Il tragico destino delle donne e degli orfani dell’Isis
Sconfitti e braccati su tutti i fronti i terroristi dell’Isis gettano nella mischia, sulla linea di fuoco anche le donne e gli adolescenti.
Fino a qualche tempo fa Daesh, il sedicente stato islamico, concedeva alle donne del Califfato solo l’opportunità di partecipare ad operazioni suicide.
Ora invece mogli e figli vengono ammassati in trincea come combattenti di prima linea. Carne da cannone, per sopperire alla falcidia dei militanti e non esporre i fondamentalisti sbaragliati dall’ esercito iracheno, dalle milizie curde e dalle truppe corazzate turche e siriane, costretti a nascondersi fra le macerie delle ex roccaforti e sottoposti al tiro incrociato dei caccia e dei droni della Nato e della Russia.
Ancora più tragico è il destino delle vedove e degli orfani dei Foreign Fighter.
Oltre 1400 affollano un campo per prigionieri di guerra a sud di Mosul, ultima grande roccaforte del Califfato nel Nord dell’Iraq, liberata lo scorso luglio.
Senza documenti che provino la loro identità, molte di queste donne provengono da Paesi dell’ex Unione Sovietica come il Tagikistan, Azarbeijan e Cecenia, ma ci sono anche asiatiche, molte turche e un esiguo numero di francesi e tedesche. Dalle lingue e dai dialetti si è comunque potuto accertare che appartengono ad almeno 13 nazionalità.

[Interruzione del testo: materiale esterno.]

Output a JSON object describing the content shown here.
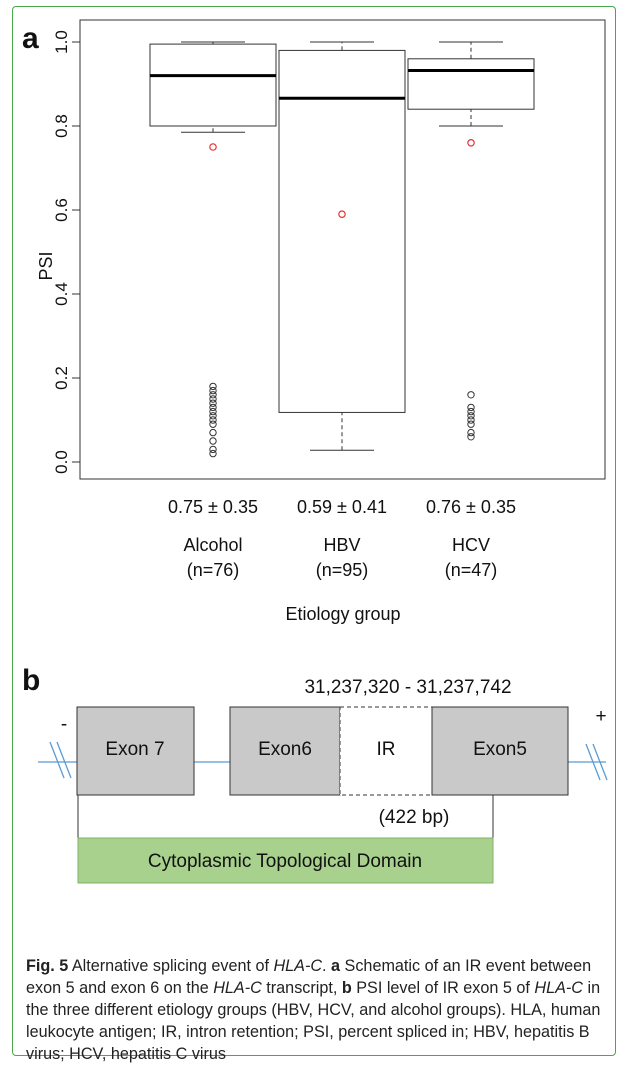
{
  "panels": {
    "a": {
      "label": "a"
    },
    "b": {
      "label": "b"
    }
  },
  "chart_data": {
    "type": "boxplot",
    "ylabel": "PSI",
    "xlabel": "Etiology group",
    "ylim": [
      0.0,
      1.0
    ],
    "yticks": [
      "0.0",
      "0.2",
      "0.4",
      "0.6",
      "0.8",
      "1.0"
    ],
    "groups": [
      {
        "name": "Alcohol",
        "n_label": "(n=76)",
        "mean_sd_label": "0.75 ± 0.35",
        "mean": 0.75,
        "whisker_low": 0.785,
        "q1": 0.8,
        "median": 0.92,
        "q3": 0.995,
        "whisker_high": 1.0,
        "outliers": [
          0.02,
          0.03,
          0.05,
          0.07,
          0.09,
          0.1,
          0.11,
          0.12,
          0.13,
          0.14,
          0.15,
          0.16,
          0.17,
          0.18
        ]
      },
      {
        "name": "HBV",
        "n_label": "(n=95)",
        "mean_sd_label": "0.59 ± 0.41",
        "mean": 0.59,
        "whisker_low": 0.028,
        "q1": 0.118,
        "median": 0.866,
        "q3": 0.98,
        "whisker_high": 1.0,
        "outliers": []
      },
      {
        "name": "HCV",
        "n_label": "(n=47)",
        "mean_sd_label": "0.76 ± 0.35",
        "mean": 0.76,
        "whisker_low": 0.8,
        "q1": 0.84,
        "median": 0.932,
        "q3": 0.96,
        "whisker_high": 1.0,
        "outliers": [
          0.06,
          0.07,
          0.09,
          0.1,
          0.11,
          0.12,
          0.13,
          0.16
        ]
      }
    ]
  },
  "diagram": {
    "coordinates": "31,237,320 - 31,237,742",
    "minus_label": "-",
    "plus_label": "+",
    "exon7_label": "Exon 7",
    "exon6_label": "Exon6",
    "ir_label": "IR",
    "exon5_label": "Exon5",
    "ir_size_label": "(422 bp)",
    "domain_label": "Cytoplasmic Topological Domain",
    "colors": {
      "exon_fill": "#c9c9c9",
      "domain_fill": "#a9d18e",
      "line": "#5b9bd5"
    }
  },
  "caption": {
    "fig_label": "Fig. 5",
    "t1": " Alternative splicing event of ",
    "gene1": "HLA-C",
    "t2": ". ",
    "a": "a",
    "t3": " Schematic of an IR event between exon 5 and exon 6 on the ",
    "gene2": "HLA-C",
    "t4": " transcript, ",
    "b": "b",
    "t5": " PSI level of IR exon 5 of ",
    "gene3": "HLA-C",
    "t6": " in the three different etiology groups (HBV, HCV, and alcohol groups). HLA, human leukocyte antigen; IR, intron retention; PSI, percent spliced in; HBV, hepatitis B virus; HCV, hepatitis C virus"
  }
}
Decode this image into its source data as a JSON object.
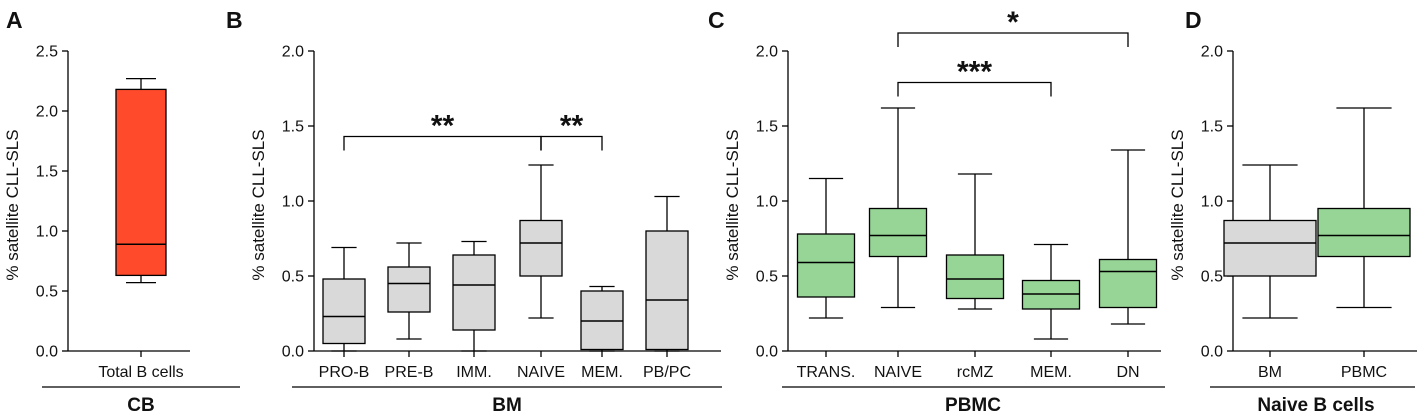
{
  "chart_data": [
    {
      "type": "box",
      "panel": "A",
      "group_label": "CB",
      "ylabel": "% satellite CLL-SLS",
      "ylim": [
        0,
        2.5
      ],
      "yticks": [
        0.0,
        0.5,
        1.0,
        1.5,
        2.0,
        2.5
      ],
      "tick_labels": [
        "0.0",
        "0.5",
        "1.0",
        "1.5",
        "2.0",
        "2.5"
      ],
      "box_color": "#ff4b2b",
      "categories": [
        "Total B cells"
      ],
      "boxes": [
        {
          "min": 0.57,
          "q1": 0.63,
          "median": 0.89,
          "q3": 2.18,
          "max": 2.27
        }
      ],
      "brackets": []
    },
    {
      "type": "box",
      "panel": "B",
      "group_label": "BM",
      "ylabel": "% satellite CLL-SLS",
      "ylim": [
        0,
        2.0
      ],
      "yticks": [
        0.0,
        0.5,
        1.0,
        1.5,
        2.0
      ],
      "tick_labels": [
        "0.0",
        "0.5",
        "1.0",
        "1.5",
        "2.0"
      ],
      "box_color": "#d9d9d9",
      "categories": [
        "PRO-B",
        "PRE-B",
        "IMM.",
        "NAIVE",
        "MEM.",
        "PB/PC"
      ],
      "boxes": [
        {
          "min": 0.0,
          "q1": 0.05,
          "median": 0.23,
          "q3": 0.48,
          "max": 0.69
        },
        {
          "min": 0.08,
          "q1": 0.26,
          "median": 0.45,
          "q3": 0.56,
          "max": 0.72
        },
        {
          "min": 0.0,
          "q1": 0.14,
          "median": 0.44,
          "q3": 0.64,
          "max": 0.73
        },
        {
          "min": 0.22,
          "q1": 0.5,
          "median": 0.72,
          "q3": 0.87,
          "max": 1.24
        },
        {
          "min": 0.0,
          "q1": 0.01,
          "median": 0.2,
          "q3": 0.4,
          "max": 0.43
        },
        {
          "min": 0.0,
          "q1": 0.01,
          "median": 0.34,
          "q3": 0.8,
          "max": 1.03
        }
      ],
      "brackets": [
        {
          "from": 0,
          "to": 3,
          "y": 1.43,
          "label": "**"
        },
        {
          "from": 3,
          "to": 4,
          "y": 1.43,
          "label": "**"
        }
      ]
    },
    {
      "type": "box",
      "panel": "C",
      "group_label": "PBMC",
      "ylabel": "% satellite CLL-SLS",
      "ylim": [
        0,
        2.0
      ],
      "yticks": [
        0.0,
        0.5,
        1.0,
        1.5,
        2.0
      ],
      "tick_labels": [
        "0.0",
        "0.5",
        "1.0",
        "1.5",
        "2.0"
      ],
      "box_color": "#96d596",
      "categories": [
        "TRANS.",
        "NAIVE",
        "rcMZ",
        "MEM.",
        "DN"
      ],
      "boxes": [
        {
          "min": 0.22,
          "q1": 0.36,
          "median": 0.59,
          "q3": 0.78,
          "max": 1.15
        },
        {
          "min": 0.29,
          "q1": 0.63,
          "median": 0.77,
          "q3": 0.95,
          "max": 1.62
        },
        {
          "min": 0.28,
          "q1": 0.35,
          "median": 0.48,
          "q3": 0.64,
          "max": 1.18
        },
        {
          "min": 0.08,
          "q1": 0.28,
          "median": 0.38,
          "q3": 0.47,
          "max": 0.71
        },
        {
          "min": 0.18,
          "q1": 0.29,
          "median": 0.53,
          "q3": 0.61,
          "max": 1.34
        }
      ],
      "brackets": [
        {
          "from": 1,
          "to": 3,
          "y": 1.79,
          "label": "***"
        },
        {
          "from": 1,
          "to": 4,
          "y": 2.12,
          "label": "*"
        }
      ]
    },
    {
      "type": "box",
      "panel": "D",
      "group_label": "Naive B cells",
      "ylabel": "% satellite CLL-SLS",
      "ylim": [
        0,
        2.0
      ],
      "yticks": [
        0.0,
        0.5,
        1.0,
        1.5,
        2.0
      ],
      "tick_labels": [
        "0.0",
        "0.5",
        "1.0",
        "1.5",
        "2.0"
      ],
      "box_colors": [
        "#d9d9d9",
        "#96d596"
      ],
      "categories": [
        "BM",
        "PBMC"
      ],
      "boxes": [
        {
          "min": 0.22,
          "q1": 0.5,
          "median": 0.72,
          "q3": 0.87,
          "max": 1.24
        },
        {
          "min": 0.29,
          "q1": 0.63,
          "median": 0.77,
          "q3": 0.95,
          "max": 1.62
        }
      ],
      "brackets": []
    }
  ]
}
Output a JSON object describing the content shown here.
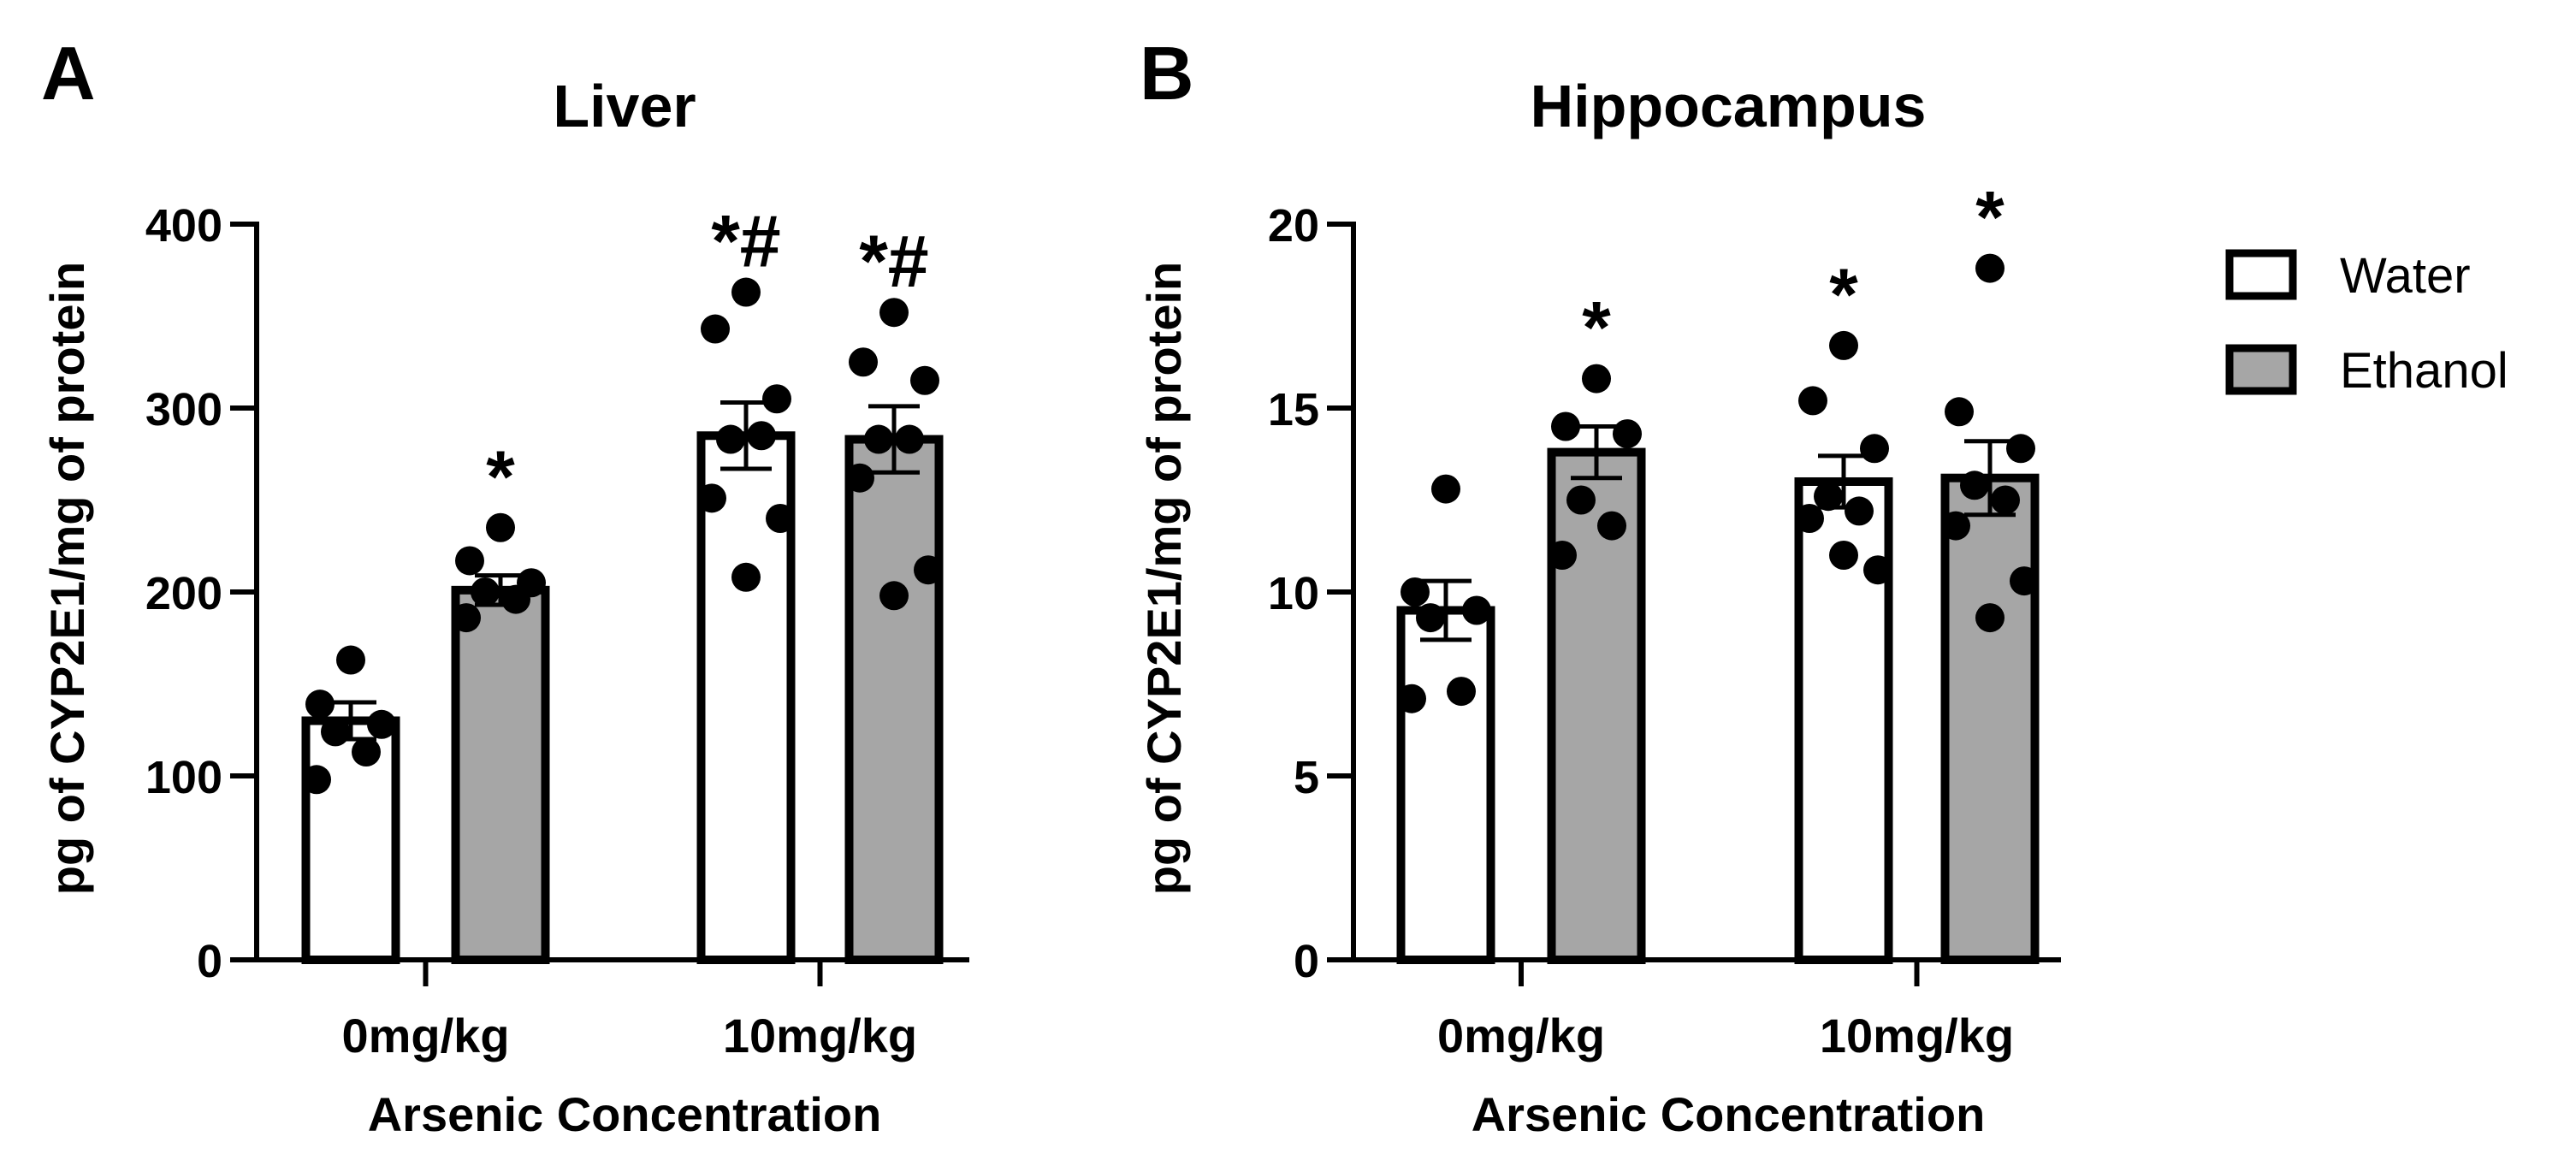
{
  "panels": [
    {
      "letter": "A",
      "title": "Liver"
    },
    {
      "letter": "B",
      "title": "Hippocampus"
    }
  ],
  "legend": [
    {
      "label": "Water",
      "color": "#ffffff"
    },
    {
      "label": "Ethanol",
      "color": "#a6a6a6"
    }
  ],
  "colors": {
    "water": "#ffffff",
    "ethanol": "#a6a6a6",
    "outline": "#000000"
  },
  "chart_data": [
    {
      "type": "bar",
      "title": "Liver",
      "panel": "A",
      "xlabel": "Arsenic Concentration",
      "ylabel": "pg of CYP2E1/mg of protein",
      "ylim": [
        0,
        400
      ],
      "yticks": [
        0,
        100,
        200,
        300,
        400
      ],
      "categories": [
        "0mg/kg",
        "10mg/kg"
      ],
      "series": [
        {
          "name": "Water",
          "values": [
            130,
            285
          ],
          "sem": [
            10,
            18
          ],
          "points": [
            [
              163,
              139,
              128,
              124,
              113,
              98
            ],
            [
              363,
              343,
              305,
              283,
              285,
              251,
              240,
              208
            ]
          ],
          "annotations": [
            "",
            "*#"
          ]
        },
        {
          "name": "Ethanol",
          "values": [
            201,
            283
          ],
          "sem": [
            8,
            18
          ],
          "points": [
            [
              235,
              217,
              205,
              200,
              196,
              186
            ],
            [
              352,
              325,
              315,
              283,
              283,
              262,
              212,
              198
            ]
          ],
          "annotations": [
            "*",
            "*#"
          ]
        }
      ]
    },
    {
      "type": "bar",
      "title": "Hippocampus",
      "panel": "B",
      "xlabel": "Arsenic Concentration",
      "ylabel": "pg of CYP2E1/mg of protein",
      "ylim": [
        0,
        20
      ],
      "yticks": [
        0,
        5,
        10,
        15,
        20
      ],
      "categories": [
        "0mg/kg",
        "10mg/kg"
      ],
      "series": [
        {
          "name": "Water",
          "values": [
            9.5,
            13.0
          ],
          "sem": [
            0.8,
            0.7
          ],
          "points": [
            [
              12.8,
              10.0,
              9.5,
              9.3,
              7.3,
              7.1
            ],
            [
              16.7,
              15.2,
              13.9,
              12.6,
              12.2,
              12.0,
              10.6,
              11.0
            ]
          ],
          "annotations": [
            "",
            "*"
          ]
        },
        {
          "name": "Ethanol",
          "values": [
            13.8,
            13.1
          ],
          "sem": [
            0.7,
            1.0
          ],
          "points": [
            [
              15.8,
              14.5,
              14.3,
              12.5,
              11.8,
              11.0
            ],
            [
              18.8,
              14.9,
              13.9,
              12.9,
              12.5,
              11.8,
              10.3,
              9.3
            ]
          ],
          "annotations": [
            "*",
            "*"
          ]
        }
      ]
    }
  ]
}
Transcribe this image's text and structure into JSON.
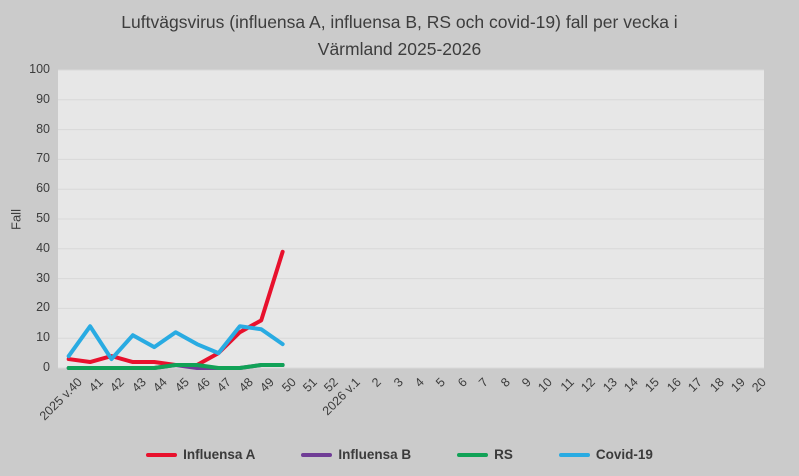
{
  "window": {
    "background": "#cbcbcb",
    "plot_background": "#e7e7e7",
    "gridline_color": "#d8d8d8"
  },
  "chart_data": {
    "type": "line",
    "title": "Luftvägsvirus (influensa A, influensa B, RS och covid-19) fall per vecka i Värmland 2025-2026",
    "title_lines": [
      "Luftvägsvirus (influensa A, influensa B, RS och covid-19) fall per vecka i",
      "Värmland 2025-2026"
    ],
    "xlabel": "",
    "ylabel": "Fall",
    "ylim": [
      0,
      100
    ],
    "ytick_step": 10,
    "grid": true,
    "legend_position": "bottom",
    "categories": [
      "2025 v.40",
      "41",
      "42",
      "43",
      "44",
      "45",
      "46",
      "47",
      "48",
      "49",
      "50",
      "51",
      "52",
      "2026 v.1",
      "2",
      "3",
      "4",
      "5",
      "6",
      "7",
      "8",
      "9",
      "10",
      "11",
      "12",
      "13",
      "14",
      "15",
      "16",
      "17",
      "18",
      "19",
      "20"
    ],
    "series": [
      {
        "name": "Influensa A",
        "color": "#e8112d",
        "values": [
          3,
          2,
          4,
          2,
          2,
          1,
          1,
          5,
          12,
          16,
          39
        ]
      },
      {
        "name": "Influensa B",
        "color": "#703d96",
        "values": [
          0,
          0,
          0,
          0,
          0,
          1,
          0,
          0,
          0,
          1,
          1
        ]
      },
      {
        "name": "RS",
        "color": "#11a257",
        "values": [
          0,
          0,
          0,
          0,
          0,
          1,
          1,
          0,
          0,
          1,
          1
        ]
      },
      {
        "name": "Covid-19",
        "color": "#29abe2",
        "values": [
          4,
          14,
          3,
          11,
          7,
          12,
          8,
          5,
          14,
          13,
          8
        ]
      }
    ]
  }
}
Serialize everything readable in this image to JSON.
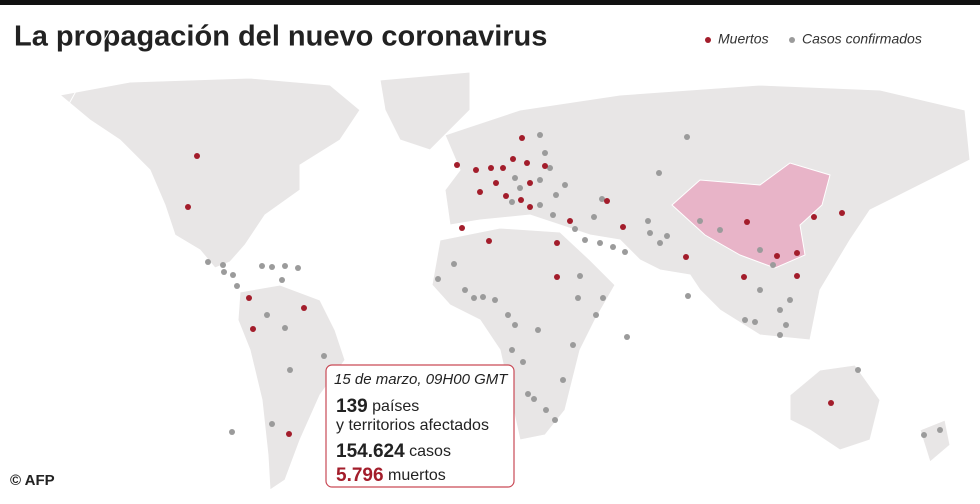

Soltanto le organizzazioni umanitarie internazionali cristiane e delle Nazioni Unite potrebbero strapparle all’agonia che si prospetta loro nel campo di Mosul.
Un destino segnato, tanto che l’Isis venga definitivamente spazzata via, quanto nel caso remoto di una controffensiva dei tagliagole del califfato.